" I am essentially, a non-collaborator". This was met with a slightly surprised reply suggesting that this was an unusual position to take. Not unusual in the 1550's when Vasari published "The Lives of Artists" and postulated that artists were the singular conduit of a God given vision of the world. Not a position to take in the 21st Century, granted, but certainly an expression of a view that artists have a singular vision of the world they inhabit. What Vasari put forward I think, was a notion of the solitary artist. The picture of the artist, alone, in his cold sparsely furnished garret began there.
My co-respondent was a product of a noughties art education, where collaboration, either with fellow art students or external cultural bodies is encouraged, de rigueur... and often a pre-requisite of modules or projects within the course of study.

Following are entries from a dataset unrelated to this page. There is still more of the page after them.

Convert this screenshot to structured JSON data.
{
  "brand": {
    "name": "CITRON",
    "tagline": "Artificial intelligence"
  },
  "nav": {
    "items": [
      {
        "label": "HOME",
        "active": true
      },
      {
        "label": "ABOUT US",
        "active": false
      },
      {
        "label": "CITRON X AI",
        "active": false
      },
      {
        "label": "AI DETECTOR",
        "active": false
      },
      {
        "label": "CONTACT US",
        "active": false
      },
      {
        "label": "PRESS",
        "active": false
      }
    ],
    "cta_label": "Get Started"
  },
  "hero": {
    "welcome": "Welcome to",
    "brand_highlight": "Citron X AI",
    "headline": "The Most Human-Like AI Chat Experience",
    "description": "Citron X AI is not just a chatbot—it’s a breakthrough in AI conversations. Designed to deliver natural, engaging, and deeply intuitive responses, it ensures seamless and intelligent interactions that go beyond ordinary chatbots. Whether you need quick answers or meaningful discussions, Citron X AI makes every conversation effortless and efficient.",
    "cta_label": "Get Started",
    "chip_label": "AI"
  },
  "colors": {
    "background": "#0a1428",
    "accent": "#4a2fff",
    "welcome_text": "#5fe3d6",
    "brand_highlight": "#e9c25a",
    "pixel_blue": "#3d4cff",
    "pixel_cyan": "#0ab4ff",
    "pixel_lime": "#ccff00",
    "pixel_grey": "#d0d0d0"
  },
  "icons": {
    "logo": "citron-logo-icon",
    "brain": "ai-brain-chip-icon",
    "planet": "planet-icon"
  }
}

To my mind, this forced collaboration is often counterproductive and false ; many students come to believe that having a 'group show' or being in contact with a gallery is 'collaborative'. Frequently it leads to a dilution of strong ideas and any real driving individuals are subsumed within the group.
And I'm not sure that collaboration is the most useful term to use when groups of artists come together to produce work. Co-operation, maybe. I am of an age where the term itself still conjures up distasteful connotations associated with the Second World War and many more recent conflicts: when the punishment for collaboration was often brutal and swift.

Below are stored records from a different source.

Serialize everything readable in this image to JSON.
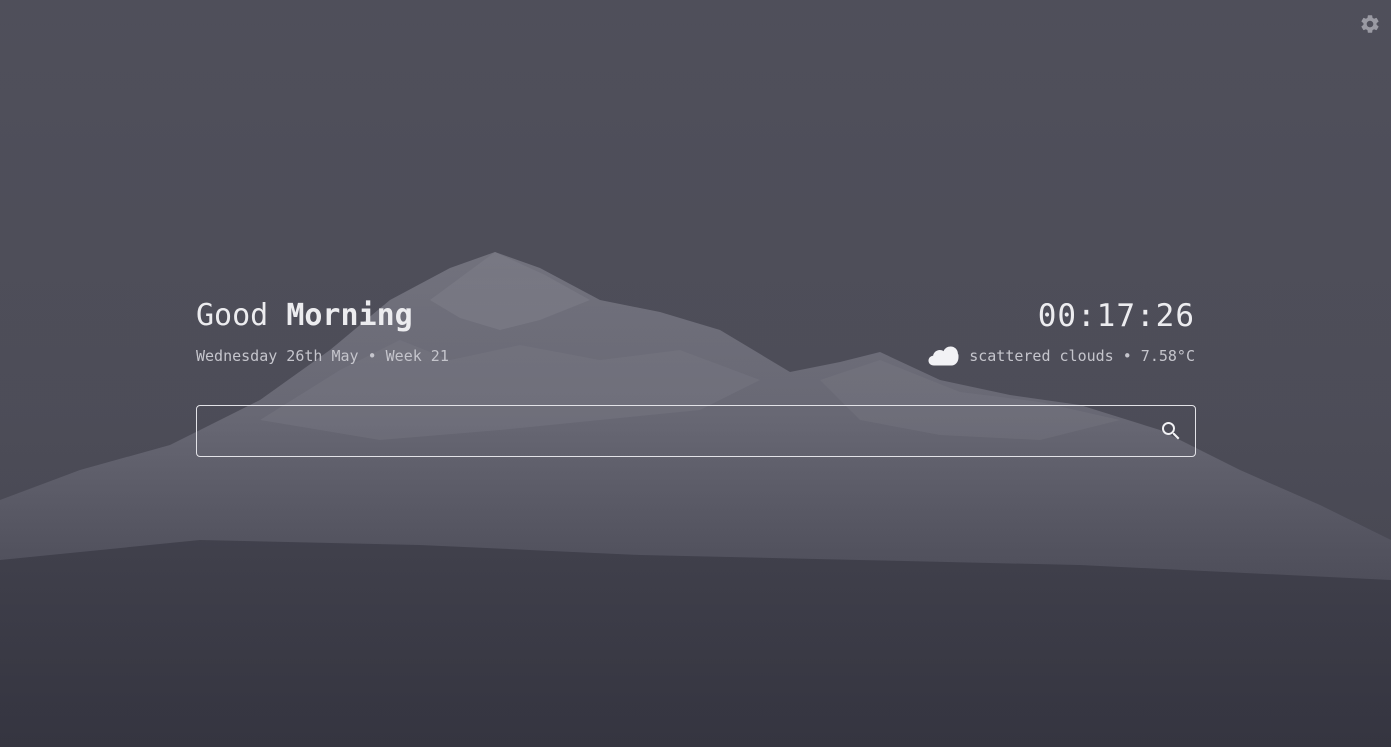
{
  "greeting": {
    "prefix": "Good",
    "emphasis": "Morning"
  },
  "date": {
    "text": "Wednesday 26th May • Week 21"
  },
  "clock": {
    "time": "00:17:26"
  },
  "weather": {
    "icon": "cloud-icon",
    "text": "scattered clouds • 7.58°C"
  },
  "search": {
    "placeholder": "",
    "value": "",
    "icon": "search-icon"
  },
  "settings": {
    "icon": "gear-icon"
  },
  "background": {
    "subject": "snow-capped mountain",
    "colors": {
      "sky": "#4f4f5a",
      "ground": "#393944",
      "snow": "#8e8e99"
    }
  }
}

And Fine Art may not be the ideal arena to collaborate within. Certain areas within the arts offer the possibility of many truer collaborations than Fine Art does; Film-making often brings together directors and cinematographers, Dance and Ballet; choreographers and dancers, Music production; song writers and producers. All these, I think, are true collaborative forms. I have no doubt that Picasso's printer, Aldo Crommelynk, did not see himself as a collaborator. Yet he formed a co-operative team which facilitated some of the world's most important graphic imagery.

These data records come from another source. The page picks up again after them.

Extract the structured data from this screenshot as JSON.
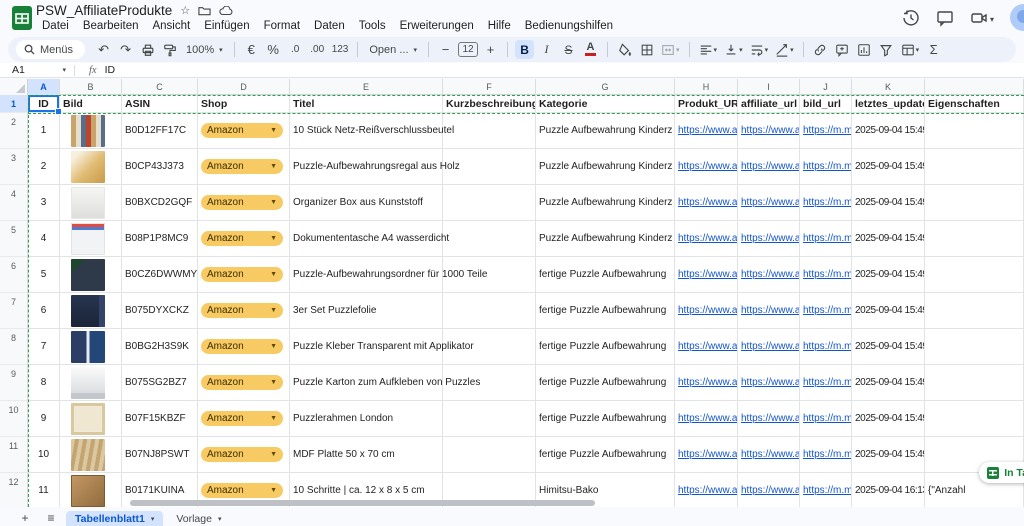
{
  "header": {
    "doc_title": "PSW_AffiliateProdukte",
    "menus": [
      "Datei",
      "Bearbeiten",
      "Ansicht",
      "Einfügen",
      "Format",
      "Daten",
      "Tools",
      "Erweiterungen",
      "Hilfe",
      "Bedienungshilfen"
    ]
  },
  "toolbar": {
    "search_label": "Menüs",
    "undo": "↶",
    "redo": "↷",
    "zoom": "100%",
    "euro": "€",
    "percent": "%",
    "decrease_decimal": ".0",
    "increase_decimal": ".00",
    "more_formats": "123",
    "font": "Open ...",
    "font_size": "12",
    "minus": "−",
    "plus": "+",
    "bold": "B",
    "italic": "I",
    "strikethrough": "S",
    "text_color": "A",
    "sigma": "Σ"
  },
  "formula_bar": {
    "cell_ref": "A1",
    "fx_label": "fx",
    "value": "ID"
  },
  "grid": {
    "column_letters": [
      "A",
      "B",
      "C",
      "D",
      "E",
      "F",
      "G",
      "H",
      "I",
      "J",
      "K",
      ""
    ],
    "header_row_num": "1",
    "headers": [
      "ID",
      "Bild",
      "ASIN",
      "Shop",
      "Titel",
      "Kurzbeschreibung",
      "Kategorie",
      "Produkt_URL",
      "affiliate_url",
      "bild_url",
      "letztes_update",
      "Eigenschaften"
    ],
    "rows": [
      {
        "num": "2",
        "id": "1",
        "thumb": "t1",
        "asin": "B0D12FF17C",
        "shop": "Amazon",
        "titel": "10 Stück Netz-Reißverschlussbeutel",
        "kurz": "",
        "kategorie": "Puzzle Aufbewahrung Kinderz",
        "produkt_url": "https://www.an",
        "affiliate_url": "https://www.a",
        "bild_url": "https://m.m",
        "update": "2025-09-04 15:49",
        "eigenschaften": ""
      },
      {
        "num": "3",
        "id": "2",
        "thumb": "t2",
        "asin": "B0CP43J373",
        "shop": "Amazon",
        "titel": "Puzzle-Aufbewahrungsregal aus Holz",
        "kurz": "",
        "kategorie": "Puzzle Aufbewahrung Kinderz",
        "produkt_url": "https://www.an",
        "affiliate_url": "https://www.a",
        "bild_url": "https://m.m",
        "update": "2025-09-04 15:49",
        "eigenschaften": ""
      },
      {
        "num": "4",
        "id": "3",
        "thumb": "t3",
        "asin": "B0BXCD2GQF",
        "shop": "Amazon",
        "titel": "Organizer Box aus Kunststoff",
        "kurz": "",
        "kategorie": "Puzzle Aufbewahrung Kinderz",
        "produkt_url": "https://www.an",
        "affiliate_url": "https://www.a",
        "bild_url": "https://m.m",
        "update": "2025-09-04 15:49",
        "eigenschaften": ""
      },
      {
        "num": "5",
        "id": "4",
        "thumb": "t4",
        "asin": "B08P1P8MC9",
        "shop": "Amazon",
        "titel": "Dokumententasche A4 wasserdicht",
        "kurz": "",
        "kategorie": "Puzzle Aufbewahrung Kinderz",
        "produkt_url": "https://www.an",
        "affiliate_url": "https://www.a",
        "bild_url": "https://m.m",
        "update": "2025-09-04 15:49",
        "eigenschaften": ""
      },
      {
        "num": "6",
        "id": "5",
        "thumb": "t5",
        "asin": "B0CZ6DWWMY",
        "shop": "Amazon",
        "titel": "Puzzle-Aufbewahrungsordner für 1000 Teile",
        "kurz": "",
        "kategorie": "fertige Puzzle Aufbewahrung",
        "produkt_url": "https://www.an",
        "affiliate_url": "https://www.a",
        "bild_url": "https://m.m",
        "update": "2025-09-04 15:49",
        "eigenschaften": ""
      },
      {
        "num": "7",
        "id": "6",
        "thumb": "t6",
        "asin": "B075DYXCKZ",
        "shop": "Amazon",
        "titel": "3er Set Puzzlefolie",
        "kurz": "",
        "kategorie": "fertige Puzzle Aufbewahrung",
        "produkt_url": "https://www.an",
        "affiliate_url": "https://www.a",
        "bild_url": "https://m.m",
        "update": "2025-09-04 15:49",
        "eigenschaften": ""
      },
      {
        "num": "8",
        "id": "7",
        "thumb": "t7",
        "asin": "B0BG2H3S9K",
        "shop": "Amazon",
        "titel": "Puzzle Kleber Transparent mit Applikator",
        "kurz": "",
        "kategorie": "fertige Puzzle Aufbewahrung",
        "produkt_url": "https://www.an",
        "affiliate_url": "https://www.a",
        "bild_url": "https://m.m",
        "update": "2025-09-04 15:49",
        "eigenschaften": ""
      },
      {
        "num": "9",
        "id": "8",
        "thumb": "t8",
        "asin": "B075SG2BZ7",
        "shop": "Amazon",
        "titel": "Puzzle Karton zum Aufkleben von Puzzles",
        "kurz": "",
        "kategorie": "fertige Puzzle Aufbewahrung",
        "produkt_url": "https://www.an",
        "affiliate_url": "https://www.a",
        "bild_url": "https://m.m",
        "update": "2025-09-04 15:49",
        "eigenschaften": ""
      },
      {
        "num": "10",
        "id": "9",
        "thumb": "t9",
        "asin": "B07F15KBZF",
        "shop": "Amazon",
        "titel": "Puzzlerahmen London",
        "kurz": "",
        "kategorie": "fertige Puzzle Aufbewahrung",
        "produkt_url": "https://www.an",
        "affiliate_url": "https://www.a",
        "bild_url": "https://m.m",
        "update": "2025-09-04 15:49",
        "eigenschaften": ""
      },
      {
        "num": "11",
        "id": "10",
        "thumb": "t10",
        "asin": "B07NJ8PSWT",
        "shop": "Amazon",
        "titel": "MDF Platte 50 x 70 cm",
        "kurz": "",
        "kategorie": "fertige Puzzle Aufbewahrung",
        "produkt_url": "https://www.an",
        "affiliate_url": "https://www.a",
        "bild_url": "https://m.m",
        "update": "2025-09-04 15:49",
        "eigenschaften": ""
      },
      {
        "num": "12",
        "id": "11",
        "thumb": "t11",
        "asin": "B0171KUINA",
        "shop": "Amazon",
        "titel": "10 Schritte | ca. 12 x 8 x 5 cm",
        "kurz": "",
        "kategorie": "Himitsu-Bako",
        "produkt_url": "https://www.an",
        "affiliate_url": "https://www.a",
        "bild_url": "https://m.m",
        "update": "2025-09-04 16:13",
        "eigenschaften": "{\"Anzahl"
      }
    ]
  },
  "sheet_tabs": {
    "add_label": "+",
    "all_sheets_label": "≡",
    "tabs": [
      {
        "label": "Tabellenblatt1",
        "active": true
      },
      {
        "label": "Vorlage",
        "active": false
      }
    ]
  },
  "toast": {
    "label": "In Tabell"
  },
  "colors": {
    "accent_blue": "#0b57d0",
    "chip_yellow": "#f8ca63",
    "link_blue": "#1155cc",
    "print_area_green": "#2e9e4f",
    "logo_green": "#188038"
  }
}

In a recent series of essays extolling the collaborative form of making work, the author David Patten (crucially, dealing with collaborations between Artists and Architects - an area where I think true collaboration is possible) states that on one occasion, when a colleague was challenged on collaboration, he states ; " Well, Jack looked the guy in the eye and said, 'Not every artist can do this sort of work - and maybe you are one of them ".
This repost suggests that if you are unwilling to collaborate you are a somehow less successful as an artist, and by insinuation, not as talented as you could be. Well, the opposite is most certainly true; not every artist has the capacity for self criticism and self reliance...and unswerving self belief. All of which are crucial to creating art which is any good.
Referring back to my statement on the term 'collaboration' itself, of course if it all goes pear shaped, a collaborator can always say "I was only following orders"...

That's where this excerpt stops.